La procédure amiable ou judiciaire de divorce et les décisions prises par le juge sont guidées par les lois civiles. Ils visent à protéger les intérêts de chaque partie, mari comme épouse, notamment en ce qui concerne le domicile des petits. Il est essentiel de comprendre ses droits pour naviguer au mieux dans cette période difficile et parvenir à une résolution équitable. Dans tous les cas, la priorité devrait être donnée au bien-être de ses proches et à la recherche de solutions amiables autant que possible.

Questions fréquentes

L’abandon du domicile conjugal constitue-t-il automatiquement une faute de divorce ?

Non, l’abandon du domicile conjugal ne constitue pas automatiquement une faute au sens de l’article 242 du code civil. Le juge aux affaires familiales apprécie souverainement les circonstances du départ. Si l’époux qui a quitté le domicile établit l’existence de violences conjugales, d’un accord de séparation amiable ou d’un motif légitime, la faute peut être écartée ou imputée à l’autre conjoint.

Que devient le bail du logement conjugal quand l’un des époux part sans divorcer ?

L’article 1751 du code civil protège les deux époux en leur conférant un droit égal au bail du logement familial, indépendamment du signataire du contrat. L’époux qui abandonne le domicile conserve donc ses droits sur le bail tant qu’aucune décision judiciaire ne les lui retire. Le juge aux affaires familiales peut attribuer la jouissance exclusive du logement à l’époux qui y demeure, dans le cadre des mesures provisoires du divorce.

Quels moyens de preuve permettent d’établir l’abandon du domicile conjugal ?

Les preuves recevables devant le juge aux affaires familiales (JAF) incluent le constat dressé par un commissaire de justice au domicile conjugal, les relevés de consommation d’énergie et d’eau en baisse, les relevés bancaires communs, les messages écrits ou électroniques actant le départ, et les témoignages écrits conformes à l’article 202 du code de procédure civile (CPC). La combinaison de plusieurs preuves renforce la crédibilité du dossier.

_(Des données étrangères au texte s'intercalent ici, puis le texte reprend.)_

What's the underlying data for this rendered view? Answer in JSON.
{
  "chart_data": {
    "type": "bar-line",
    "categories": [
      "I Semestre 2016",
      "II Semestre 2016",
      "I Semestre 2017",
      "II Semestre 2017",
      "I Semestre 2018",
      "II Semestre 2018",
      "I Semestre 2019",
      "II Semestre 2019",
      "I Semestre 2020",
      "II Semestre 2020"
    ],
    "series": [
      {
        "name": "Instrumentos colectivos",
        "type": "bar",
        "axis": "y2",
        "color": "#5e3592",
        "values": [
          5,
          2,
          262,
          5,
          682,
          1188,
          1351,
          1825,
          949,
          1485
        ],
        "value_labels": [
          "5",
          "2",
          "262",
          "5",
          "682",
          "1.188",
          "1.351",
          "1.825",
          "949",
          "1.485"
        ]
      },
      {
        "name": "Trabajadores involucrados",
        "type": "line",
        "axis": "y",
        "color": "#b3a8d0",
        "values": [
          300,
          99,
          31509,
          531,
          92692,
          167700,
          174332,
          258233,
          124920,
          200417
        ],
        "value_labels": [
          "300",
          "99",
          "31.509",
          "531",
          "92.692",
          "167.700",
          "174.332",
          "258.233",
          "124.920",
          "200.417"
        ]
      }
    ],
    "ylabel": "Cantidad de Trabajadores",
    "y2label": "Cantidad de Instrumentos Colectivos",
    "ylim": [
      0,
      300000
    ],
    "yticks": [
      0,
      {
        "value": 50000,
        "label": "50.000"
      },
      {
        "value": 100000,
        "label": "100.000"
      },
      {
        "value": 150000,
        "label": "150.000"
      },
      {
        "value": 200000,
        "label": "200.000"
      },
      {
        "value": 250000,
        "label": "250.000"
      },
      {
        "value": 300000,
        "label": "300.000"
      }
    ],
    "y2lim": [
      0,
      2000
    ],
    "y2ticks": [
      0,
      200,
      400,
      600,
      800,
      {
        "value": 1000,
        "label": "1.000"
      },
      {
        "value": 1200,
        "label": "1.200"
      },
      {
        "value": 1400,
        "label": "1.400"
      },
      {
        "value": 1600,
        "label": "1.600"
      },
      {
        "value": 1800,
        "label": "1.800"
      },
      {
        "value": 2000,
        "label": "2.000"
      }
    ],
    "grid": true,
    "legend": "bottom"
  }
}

Comment est attribué le logement familial en propriété en cas d’abandon du domicile conjugal ?

Lorsque le logement est un bien commun ou indivis, les articles 831 à 832-4 du code civil permettent au juge d’accorder une attribution préférentielle à l’époux qui y réside, notamment si des enfants mineurs y vivent. Cette attribution peut être assortie d’une soulte versée à l’autre conjoint. Elle est définitivement tranchée lors de la liquidation-partage du régime matrimonial, prononcée après le divorce.